One year Roger had the lowest ERA​ (earned-run average, mean number of runs yielded per nine innings​ pitched) of any male pitcher at his​ school, with an ERA of 3.14. ​Also, Amber had the lowest ERA of any female pitcher at the school with an ERA of 3.38. For the​ males, the mean ERA was 4.371 and the standard deviation was 0.787. For the​ females, the mean ERA was 4.363 and the standard deviation was 0.869. Find their respective​ z-scores. Which player had the better year relative to their​ peers, Roger or Amber​? ​(Note: In​ general, the lower the​ ERA, the better the​ pitcher.) Roger had an ERA with a​ z-score of nothing.

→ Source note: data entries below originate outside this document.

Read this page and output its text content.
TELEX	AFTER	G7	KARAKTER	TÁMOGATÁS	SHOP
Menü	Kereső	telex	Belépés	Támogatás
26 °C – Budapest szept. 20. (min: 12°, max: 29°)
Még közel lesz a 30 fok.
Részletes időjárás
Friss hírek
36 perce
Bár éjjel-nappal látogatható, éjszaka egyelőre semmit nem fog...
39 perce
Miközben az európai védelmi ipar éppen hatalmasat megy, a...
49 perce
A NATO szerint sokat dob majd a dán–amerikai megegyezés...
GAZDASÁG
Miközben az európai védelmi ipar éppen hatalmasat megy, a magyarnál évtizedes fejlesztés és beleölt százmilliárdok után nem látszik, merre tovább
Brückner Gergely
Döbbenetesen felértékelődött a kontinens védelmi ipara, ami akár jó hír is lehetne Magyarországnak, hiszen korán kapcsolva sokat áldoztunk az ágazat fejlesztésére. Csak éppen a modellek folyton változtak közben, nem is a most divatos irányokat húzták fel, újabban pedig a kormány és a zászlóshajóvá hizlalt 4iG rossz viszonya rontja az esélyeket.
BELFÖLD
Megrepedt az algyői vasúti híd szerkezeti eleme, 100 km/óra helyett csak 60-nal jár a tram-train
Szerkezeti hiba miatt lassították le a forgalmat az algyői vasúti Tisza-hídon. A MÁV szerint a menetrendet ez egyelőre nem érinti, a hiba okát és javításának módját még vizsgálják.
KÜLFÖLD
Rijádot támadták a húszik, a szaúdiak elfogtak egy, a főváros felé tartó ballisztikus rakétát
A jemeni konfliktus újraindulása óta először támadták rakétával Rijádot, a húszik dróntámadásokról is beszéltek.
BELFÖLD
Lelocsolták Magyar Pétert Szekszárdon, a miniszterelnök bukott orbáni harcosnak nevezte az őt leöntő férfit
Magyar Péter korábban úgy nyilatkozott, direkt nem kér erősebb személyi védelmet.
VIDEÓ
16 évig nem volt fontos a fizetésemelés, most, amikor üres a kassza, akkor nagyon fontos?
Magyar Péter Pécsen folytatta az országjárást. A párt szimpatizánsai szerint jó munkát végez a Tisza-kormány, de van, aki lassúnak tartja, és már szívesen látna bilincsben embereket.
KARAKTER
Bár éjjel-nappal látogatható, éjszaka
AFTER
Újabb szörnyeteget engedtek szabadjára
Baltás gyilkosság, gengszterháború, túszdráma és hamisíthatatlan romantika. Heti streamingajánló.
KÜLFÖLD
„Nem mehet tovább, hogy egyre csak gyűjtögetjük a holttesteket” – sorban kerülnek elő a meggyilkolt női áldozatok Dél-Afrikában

Amber had an ERA with a​ z-score of nothing.

Answer 1

(a) The z-score of Roger is -1.56 and the z-score of Amber is -1.13.

(b) Roger had a better year relative to his peers.

Explanation:

If X follows N (µ, σ₂), then
`z=(x-\mu)/(\sigma)`, is a standard normal variate with mean, E (Z) = 0 and Var (Z) = 1. That is, Z follows N (0, 1).

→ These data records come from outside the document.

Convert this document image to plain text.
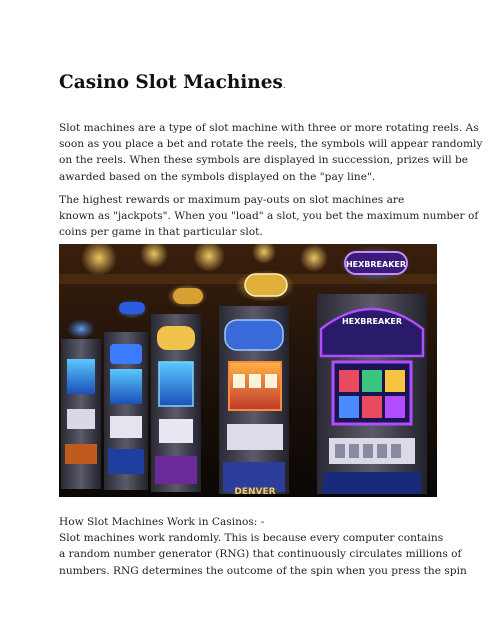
Casino Slot Machines.
Slot machines are a type of slot machine with three or more rotating reels. As
soon as you place a bet and rotate the reels, the symbols will appear randomly
on the reels. When these symbols are displayed in succession, prizes will be
awarded based on the symbols displayed on the "pay line".
The highest rewards or maximum pay-outs on slot machines are
known as "jackpots". When you "load" a slot, you bet the maximum number of
coins per game in that particular slot.
HEXBREAKER
HEXBREAKER
DENVER
How Slot Machines Work in Casinos: -
Slot machines work randomly. This is because every computer contains
a random number generator (RNG) that continuously circulates millions of
numbers. RNG determines the outcome of the spin when you press the spin
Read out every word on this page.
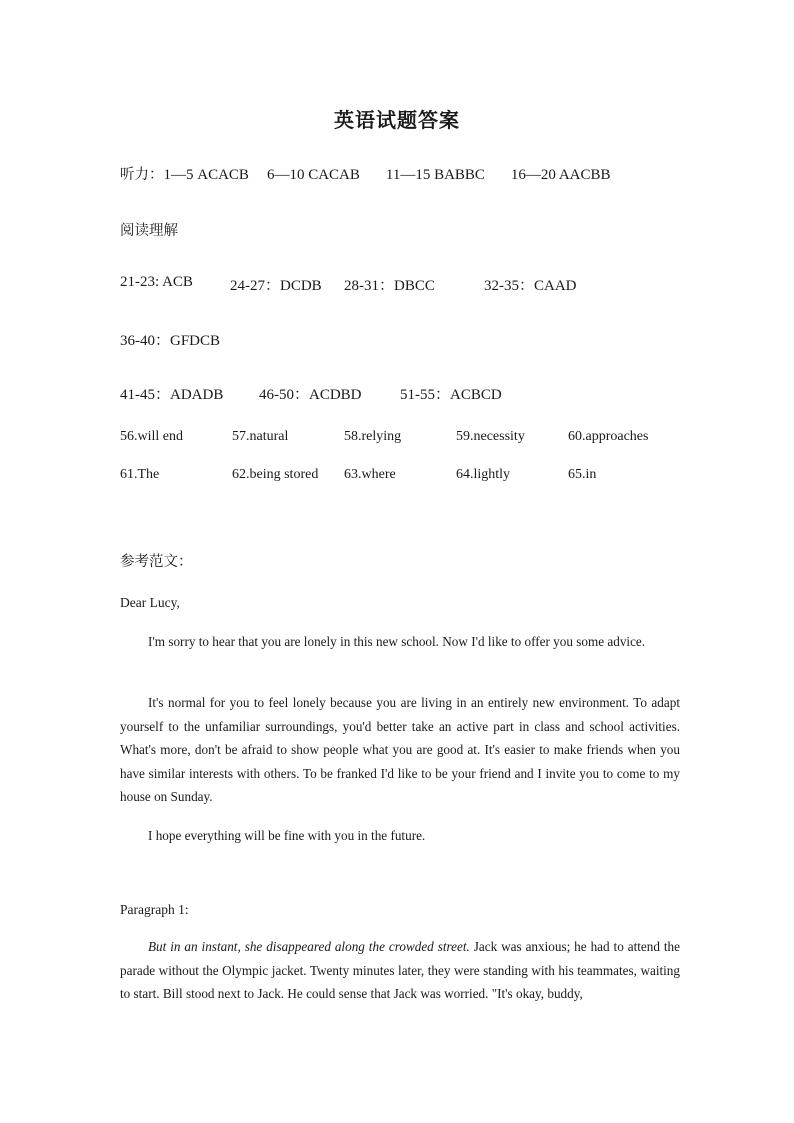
英语试题答案
听力：1—5 ACACB 6—10 CACAB 11—15 BABBC 16—20 AACBB
阅读理解
21-23: ACB 24-27：DCDB 28-31：DBCC	32-35：CAAD
36-40：GFDCB
41-45：ADADB 46-50：ACDBD	51-55：ACBCD
56.will end	57.natural	58.relying	59.necessity	60.approaches
61.The	62.being stored 63.where	64.lightly	65.in
参考范文：
Dear Lucy,

I'm sorry to hear that you are lonely in this new school. Now I'd like to offer you some advice.

It's normal for you to feel lonely because you are living in an entirely new environment. To adapt yourself to the unfamiliar surroundings, you'd better take an active part in class and school activities. What's more, don't be afraid to show people what you are good at. It's easier to make friends when you have similar interests with others. To be franked I'd like to be your friend and I invite you to come to my house on Sunday.

I hope everything will be fine with you in the future.

Paragraph 1:

But in an instant, she disappeared along the crowded street. Jack was anxious; he had to attend the parade without the Olympic jacket. Twenty minutes later, they were standing with his teammates, waiting to start. Bill stood next to Jack. He could sense that Jack was worried. "It's okay, buddy,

Let X = ERA of male pitchers and Y = ERA of ERA of female pitchers.

It is provided that the mean and standard deviation of X are:

`\mu_(X)=4.371\\\sigma_(X)=0.787`

Also, the mean and standard deviation of Y are:

`\mu_(Y)=4.363\\\sigma_(Y)=0.869`

ER of Roger is 3.14 and ERA of Amber is 3.38.

(1)

Compute the z-score of Roger as follows:

`z=(x-\mu_(X))/(\sigma_(X))=(3.14-4.371)/(0.787)=-1.56`

Thus, the z-score of Roger is -1.56.

Compute the z-score of Amber as follows:

`z=(x-\mu_(Y))/(\sigma_(Y))=(3.38-4.363)/(0.869)=-1.13`

Thus, the z-score of Amber is -1.13.

(2)

Compute the probability of ERA's that are greater than Roger's ERA as follows:

`P(X>3.14)=P((X-\mu)/(\sigma)>(3.14-4.371)/(0.787))\\=P(Z>-1.56)\\=P(Z<1.56)=0.9406`

This implies that 94% of the other male pitchers had an ERA higher than 3.14.

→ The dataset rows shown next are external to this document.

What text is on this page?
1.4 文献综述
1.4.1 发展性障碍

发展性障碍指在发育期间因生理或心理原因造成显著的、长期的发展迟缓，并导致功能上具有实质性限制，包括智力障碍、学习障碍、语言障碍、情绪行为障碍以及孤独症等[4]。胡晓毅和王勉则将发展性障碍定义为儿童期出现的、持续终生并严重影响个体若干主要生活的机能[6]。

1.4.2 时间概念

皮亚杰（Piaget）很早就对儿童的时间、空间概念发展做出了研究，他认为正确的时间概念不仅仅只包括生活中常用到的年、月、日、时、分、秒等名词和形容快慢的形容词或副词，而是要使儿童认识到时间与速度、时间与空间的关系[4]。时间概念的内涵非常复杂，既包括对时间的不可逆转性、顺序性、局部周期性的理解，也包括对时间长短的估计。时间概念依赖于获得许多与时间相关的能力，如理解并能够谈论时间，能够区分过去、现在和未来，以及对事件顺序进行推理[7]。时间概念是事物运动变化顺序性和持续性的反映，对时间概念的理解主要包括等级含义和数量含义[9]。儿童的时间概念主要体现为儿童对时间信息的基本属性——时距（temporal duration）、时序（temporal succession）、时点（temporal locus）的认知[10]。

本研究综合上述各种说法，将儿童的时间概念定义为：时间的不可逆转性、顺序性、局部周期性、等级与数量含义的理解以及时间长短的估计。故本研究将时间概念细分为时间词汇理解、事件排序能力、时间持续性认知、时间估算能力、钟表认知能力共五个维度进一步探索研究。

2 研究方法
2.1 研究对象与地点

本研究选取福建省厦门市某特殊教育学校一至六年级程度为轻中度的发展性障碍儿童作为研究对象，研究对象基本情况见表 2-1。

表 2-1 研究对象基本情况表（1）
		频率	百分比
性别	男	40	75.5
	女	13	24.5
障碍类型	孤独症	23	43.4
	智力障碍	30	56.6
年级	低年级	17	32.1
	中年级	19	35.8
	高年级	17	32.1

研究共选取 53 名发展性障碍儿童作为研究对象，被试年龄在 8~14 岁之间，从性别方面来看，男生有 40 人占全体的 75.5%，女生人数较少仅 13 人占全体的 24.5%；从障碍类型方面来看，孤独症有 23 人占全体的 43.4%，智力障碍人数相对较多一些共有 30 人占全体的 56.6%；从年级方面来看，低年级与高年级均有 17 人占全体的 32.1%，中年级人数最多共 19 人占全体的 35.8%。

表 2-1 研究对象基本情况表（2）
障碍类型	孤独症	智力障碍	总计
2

Compute the probability of ERA's that are greater than Amber's ERA as follows:

`P(Y>3.38)=P((Y-\mu_(Y))/(\sigma_(Y))>(3.38-4.363)/(0.869))\\=P(Z>-1.13)\\=P(Z<1.13)=0.8708`

This implies that 87% of the other female pitchers had an ERA higher than 3.38.

As it is provided that the lower the ERA the better the pitcher, then it can be concluded that Roger had a better year relative to his peers.